No rol das pressões, a segunda dor de cabeça do governo é o conflituoso PMDB. A saída do ministro da Previdência, Amir Lando, é dada como certa pela bancada do PMDB no Senado, responsável por sua indicação. Deve cair junto o presidente do INSS, Carlos Bezerra. Para o lugar de Lando está cotado o senador Romero Jucá (RR), que já serviu ao governo no Orçamento de 2005. Na conta do PMDB também deve estrear no Ministério a senadora Roseana Sarney (MA). A permanência do ministro Eunício Oliveira (PMDB-CE) nas Comunicações depende só de Lula. O ministro era muito próximo do líder da bancada do PMDB na Câmara, José Borba, mas, esta semana, Borba perdeu a liderança para o deputado Saraiva Felipe (MG), lançado pela oposição.

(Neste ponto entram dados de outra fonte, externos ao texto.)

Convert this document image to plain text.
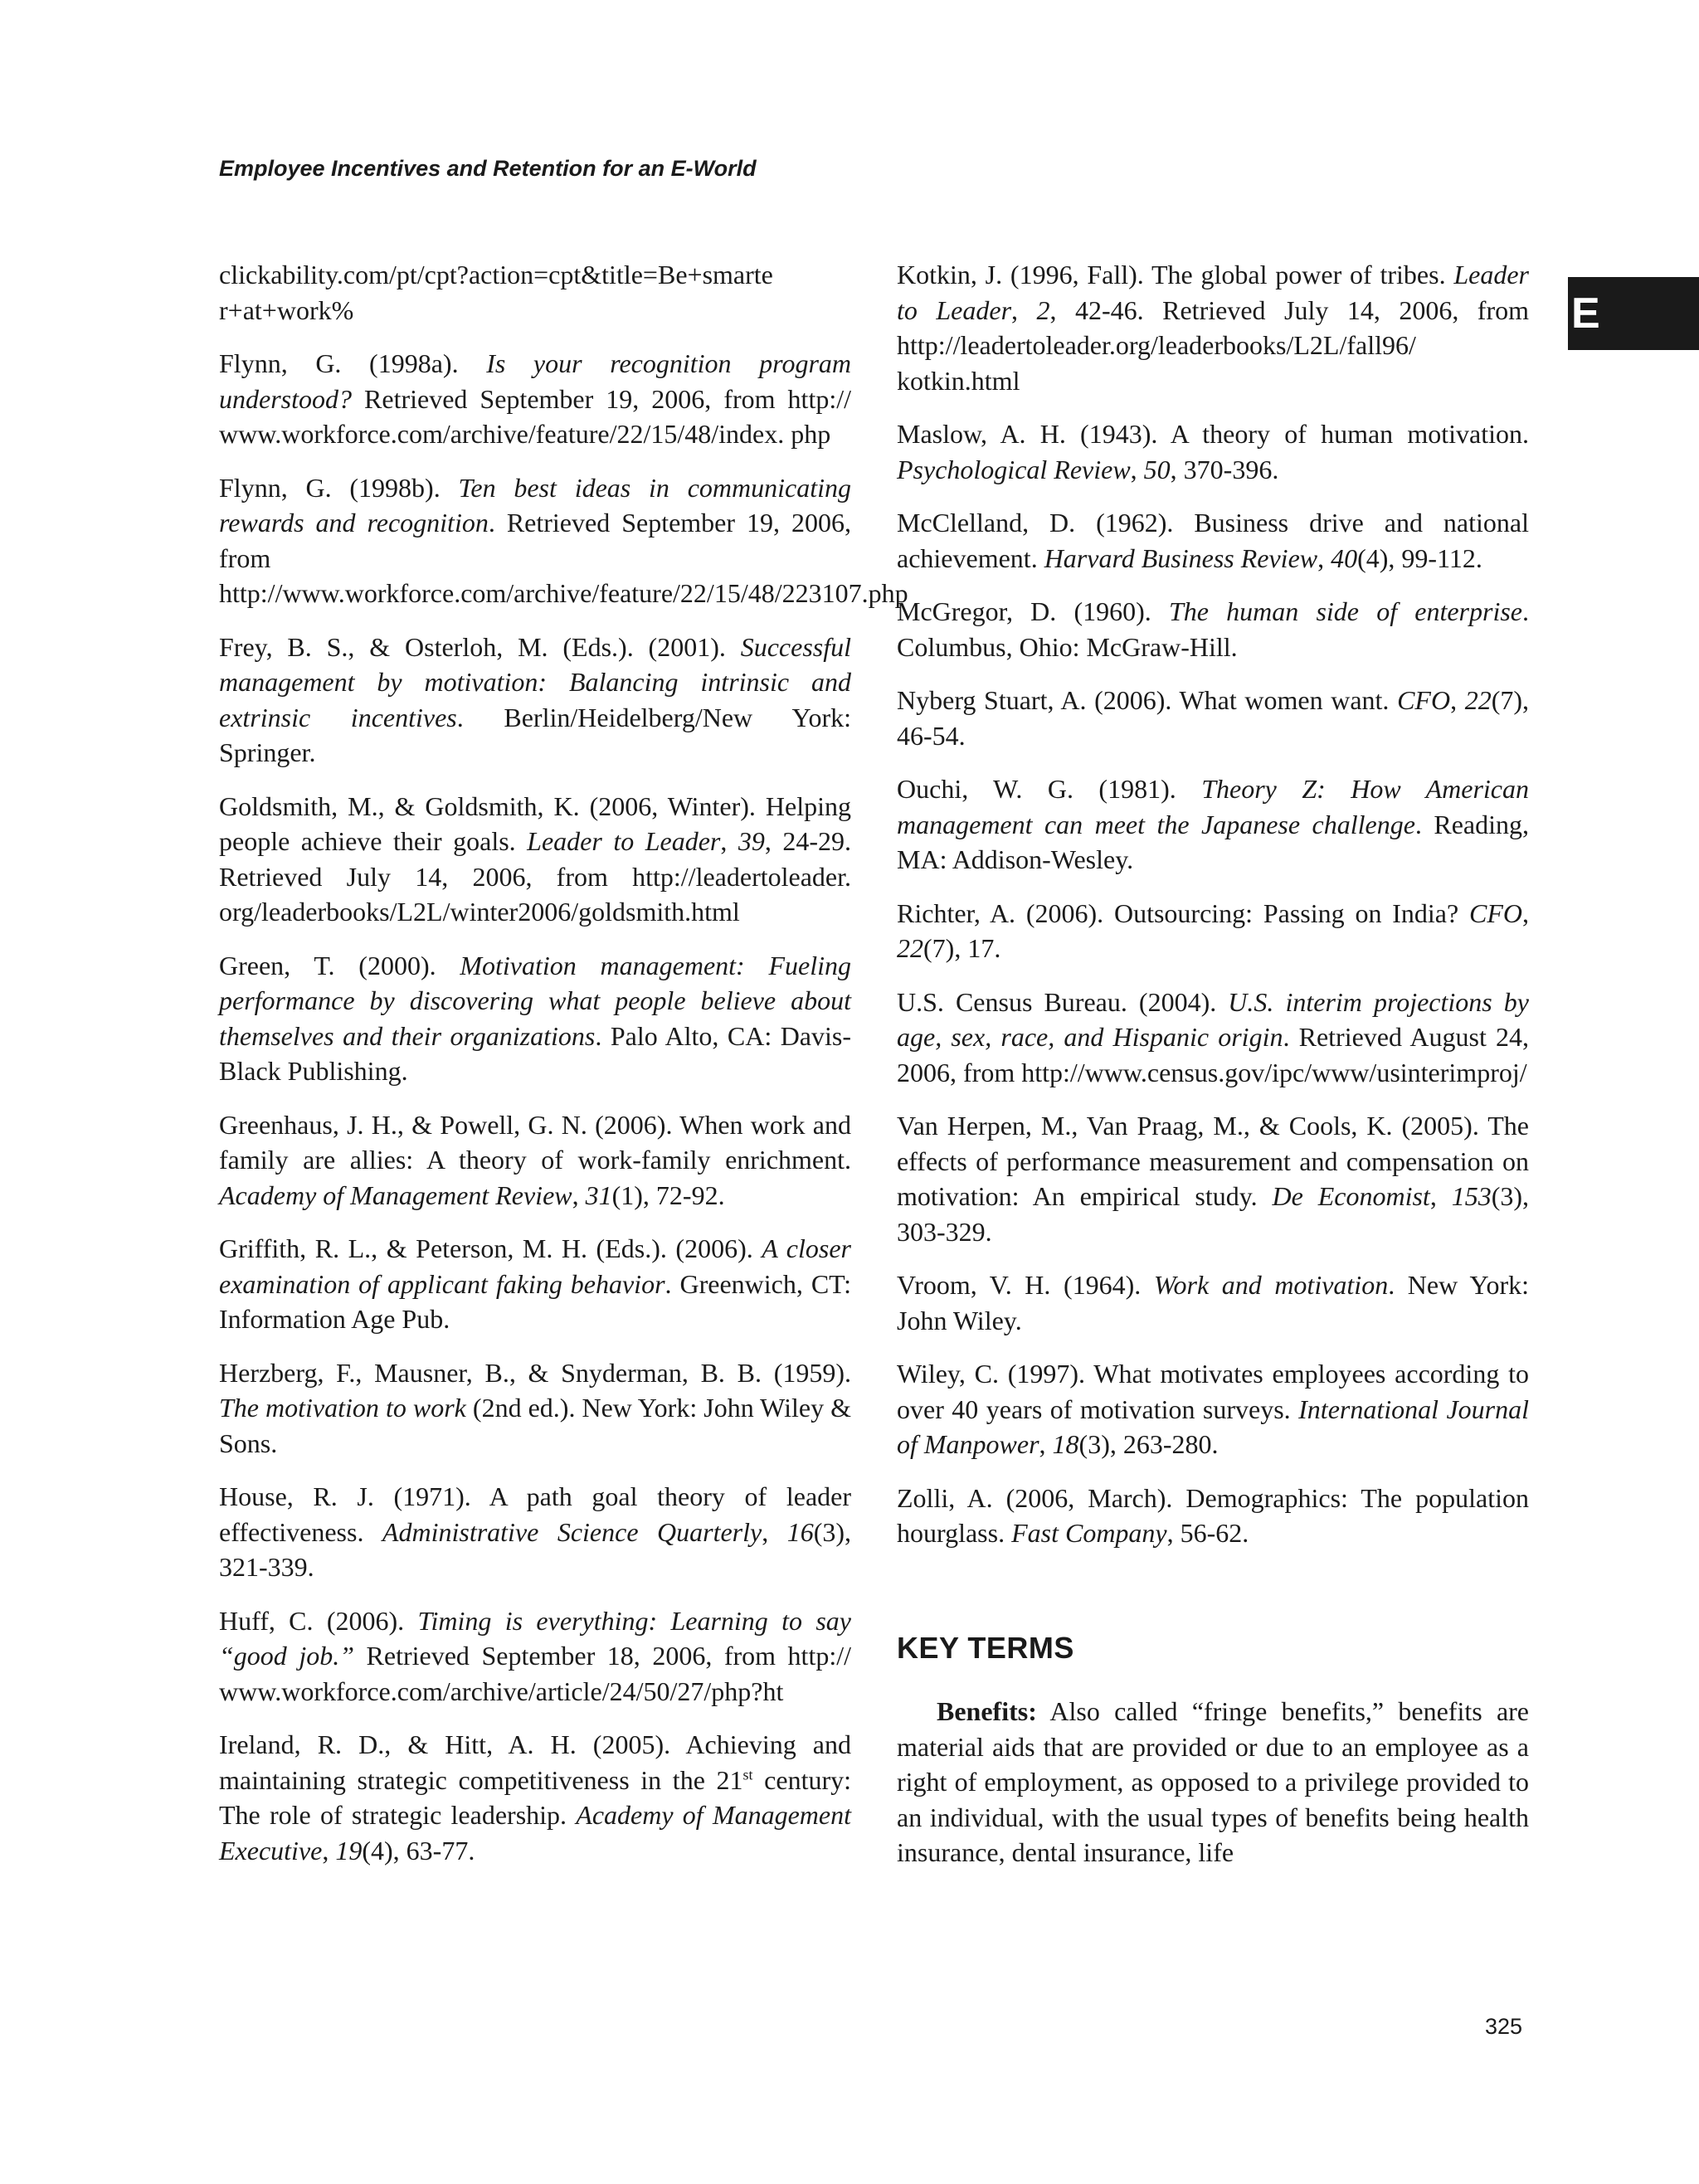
Employee Incentives and Retention for an E-World
E

clickability.com/pt/cpt?action=cpt&title=Be+smarte r+at+work%

Flynn, G. (1998a). Is your recognition program understood? Retrieved September 19, 2006, from http:// www.workforce.com/archive/feature/22/15/48/index. php

Flynn, G. (1998b). Ten best ideas in communicating rewards and recognition. Retrieved September 19, 2006, from http://www.workforce.com/archive/feature/22/15/48/223107.php

Frey, B. S., & Osterloh, M. (Eds.). (2001). Successful management by motivation: Balancing intrinsic and extrinsic incentives. Berlin/Heidelberg/New York: Springer.

Goldsmith, M., & Goldsmith, K. (2006, Winter). Helping people achieve their goals. Leader to Leader, 39, 24-29. Retrieved July 14, 2006, from http://leadertoleader. org/leaderbooks/L2L/winter2006/goldsmith.html

Green, T. (2000). Motivation management: Fueling performance by discovering what people believe about themselves and their organizations. Palo Alto, CA: Davis-Black Publishing.

Greenhaus, J. H., & Powell, G. N. (2006). When work and family are allies: A theory of work-family enrichment. Academy of Management Review, 31(1), 72-92.

Griffith, R. L., & Peterson, M. H. (Eds.). (2006). A closer examination of applicant faking behavior. Greenwich, CT: Information Age Pub.

Herzberg, F., Mausner, B., & Snyderman, B. B. (1959). The motivation to work (2nd ed.). New York: John Wiley & Sons.

House, R. J. (1971). A path goal theory of leader effectiveness. Administrative Science Quarterly, 16(3), 321-339.

Huff, C. (2006). Timing is everything: Learning to say “good job.” Retrieved September 18, 2006, from http:// www.workforce.com/archive/article/24/50/27/php?ht

Ireland, R. D., & Hitt, A. H. (2005). Achieving and maintaining strategic competitiveness in the 21st century: The role of strategic leadership. Academy of Management Executive, 19(4), 63-77.

Kotkin, J. (1996, Fall). The global power of tribes. Leader to Leader, 2, 42-46. Retrieved July 14, 2006, from http://leadertoleader.org/leaderbooks/L2L/fall96/ kotkin.html

Maslow, A. H. (1943). A theory of human motivation. Psychological Review, 50, 370-396.

McClelland, D. (1962). Business drive and national achievement. Harvard Business Review, 40(4), 99-112.

McGregor, D. (1960). The human side of enterprise. Columbus, Ohio: McGraw-Hill.

Nyberg Stuart, A. (2006). What women want. CFO, 22(7), 46-54.

Ouchi, W. G. (1981). Theory Z: How American management can meet the Japanese challenge. Reading, MA: Addison-Wesley.

Richter, A. (2006). Outsourcing: Passing on India? CFO, 22(7), 17.

U.S. Census Bureau. (2004). U.S. interim projections by age, sex, race, and Hispanic origin. Retrieved August 24, 2006, from http://www.census.gov/ipc/www/usinterimproj/

Van Herpen, M., Van Praag, M., & Cools, K. (2005). The effects of performance measurement and compensation on motivation: An empirical study. De Economist, 153(3), 303-329.

Vroom, V. H. (1964). Work and motivation. New York: John Wiley.

Wiley, C. (1997). What motivates employees according to over 40 years of motivation surveys. International Journal of Manpower, 18(3), 263-280.

Zolli, A. (2006, March). Demographics: The population hourglass. Fast Company, 56-62.

KEY TERMS

Benefits: Also called “fringe benefits,” benefits are material aids that are provided or due to an employee as a right of employment, as opposed to a privilege provided to an individual, with the usual types of benefits being health insurance, dental insurance, life

325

Na fila de colisões aberta pelo efeito Severino, uma nova trombada acontecerá nos próximos dias. O presidente da Câmara mandou pisar no acelerador do projeto que aumenta o salários dos deputados de R$ 12,8 mil para R$ 21,5 mil. Tucanos e petistas já se colocaram contra a idéia. Outro que pode rasgar o tapete corporativista de Severino é o Senado Federal, onde o aumento no contra-cheque é definido como haraquiri. Quem dá mais trabalho ao governo é o próprio PT. Na escolha do novo líder, Paulo Rocha (PA), um aliado de José Dirceu, o Planalto foi obrigado a negociar e o grupo de 20 deputados de esquerda do partido só votou no novo líder após submetê-lo a um documento escrito (guardado a sete chaves) no qual a bancada do PT condena a autonomia do Banco Central exigida pelo FMI e enterra a discussão sobre as reformas trabalhista e sindical que Lula trombeteia. “Não dá para aceitar uma pauta que prejudica o Parlamento e o País”, afirma um dos coordenadores do movimento, o deputado Ivan Valente (PT-SP). A safra de cabeçadas promete.